Is ‘Cocktail’ Tom Cruise’s worst movie?
Is it worse for a movie to be bad or forgettable? It’s an endless debate of cinema that has no real answer, but the trajectory of Tom Cruise‘s career over the last two decades has made it patently clear that he’s actively trying to avoid them both as much as humanly possible.
Long gone are the days when he’d regularly be found going out of his way to collaborate with the biggest, best, and brightest directors in the industry; such is the way the Cruise machine has evolved to make him the single biggest driving force behind every single one of his crowd-pleasing projects.
Obviously, nobody is immune from the odd stinker or two, but looking back at the never-ending ‘bad vs. forgettable’ debate, two of his recent titles stand out as the embodiment of both. The Mummy saw Cruise shoehorn his way into a position of creative power on a blockbuster intended to launch an entire shared universe, which ended up going down in infamy and taking a pummelling from anyone unfortunate enough to witness it with their own two eyes and yet it still earned north of $400million at the box office because he was in it.
Conversely, remember Lions for Lambs? Anybody? Believe it or not, it was a drama directed by and starring Robert Redford alongside Cruise and Meryl Streep, a heavyweight trio, if ever there was one. Greeted with a shrug of indifference, the superstar’s presidential candidate opens the door for Streep’s journalist to uncover the story of a lifetime. In what’s almost definitely not a coincidence, Cruise has never made a straightforward dramatic picture ever since, with his presence being relied on to shift tickets as the brand began to establish dominance over his career.

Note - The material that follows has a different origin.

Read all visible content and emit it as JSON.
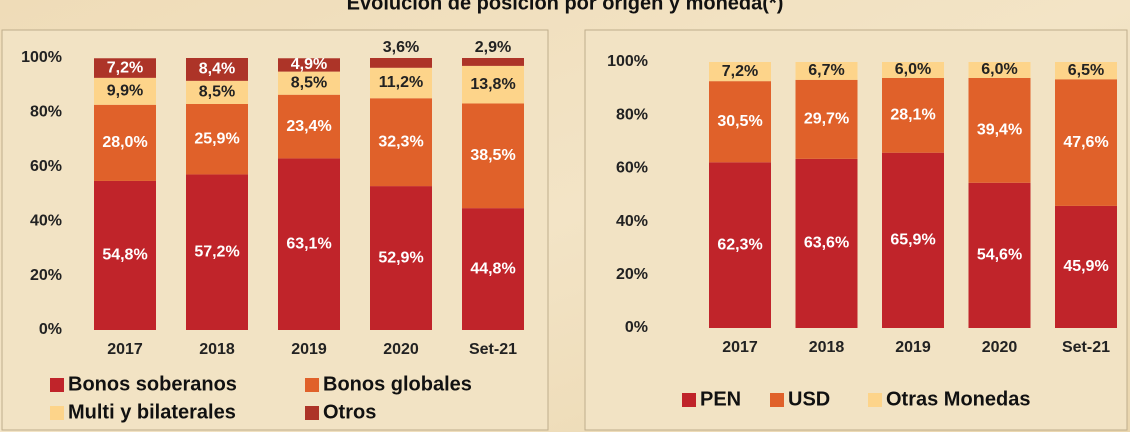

On the plus side, he did get the worst movie of his entire career out of the way relatively early, but because it arrived in cinemas immediately after Top Gun and The Color of Money, the risible Cocktail still conspired to recoup its production budget almost nine times over, despite going on to win a Golden Raspberry Award for ‘Worst Picture’ that was completely justified and well-merited.
In an interview with Rolling Stone, Cruise conceded that it “was not a crowning jewel” of his on-screen accomplishments, which, if anything, is dramatically underselling it. Brash hotshot Brian Flanagan wants to get into the marketing business and embrace the yuppie lifestyle, but he can’t do it without a degree.
Working as a bartender to make ends meet and pay for his tuition, a falling-out with his boss causes him to flee to Jamaica and open his own watering hole, where he falls in with Elisabeth Shue’s artist Jordan Mooney. With a screenplay that feels as though it was written by a long-serving bartender to live out their wildest flights of fancy, not even Cruise’s undeniable star power could salvage a flaming dumpster fire of dramatic inertia, romantic placidity, and self-serving hubris.
About as shallow as the water lapping the sun-kissed beaches of Flanagan’s Jamaican bolthole, Cocktail is also exponentially cornier than the fields Christopher Nolan planted to aid the realism of Interstellar. It might work as a wish-fulfilment exercise for anybody who works – or has worked – in the service industry, but as a work of cinema, it’s an inane love story that doubles as an extended beer commercial, all wrapped in a poorly scripted shambles that leans far too hard on Cruise’s charisma to salvage the unsalvageable.
Cruise doesn’t make abjectly terrible movies very often, which may have a lot to do with his own dismissive opinion of Cocktail, one he’s harboured for going on 40 years. The Mummy is dire without a shadow of a doubt, but there’s something fascinating about just how cack-handed it was in conception and execution, which by extension gives it a curiosity factor Cocktail couldn’t possibly hope to attain.
It’s just a very uninteresting, laboriously stilted, and remarkably twee tale of a cocky upstart getting everything he wants by the time the credits come up, with no real drama, stakes, or conflict raised along the way. Missing the mark by miles isn’t regularly associated with the leading man’s career, but never have things sailed as wide of the goalposts as they did with Cocktail.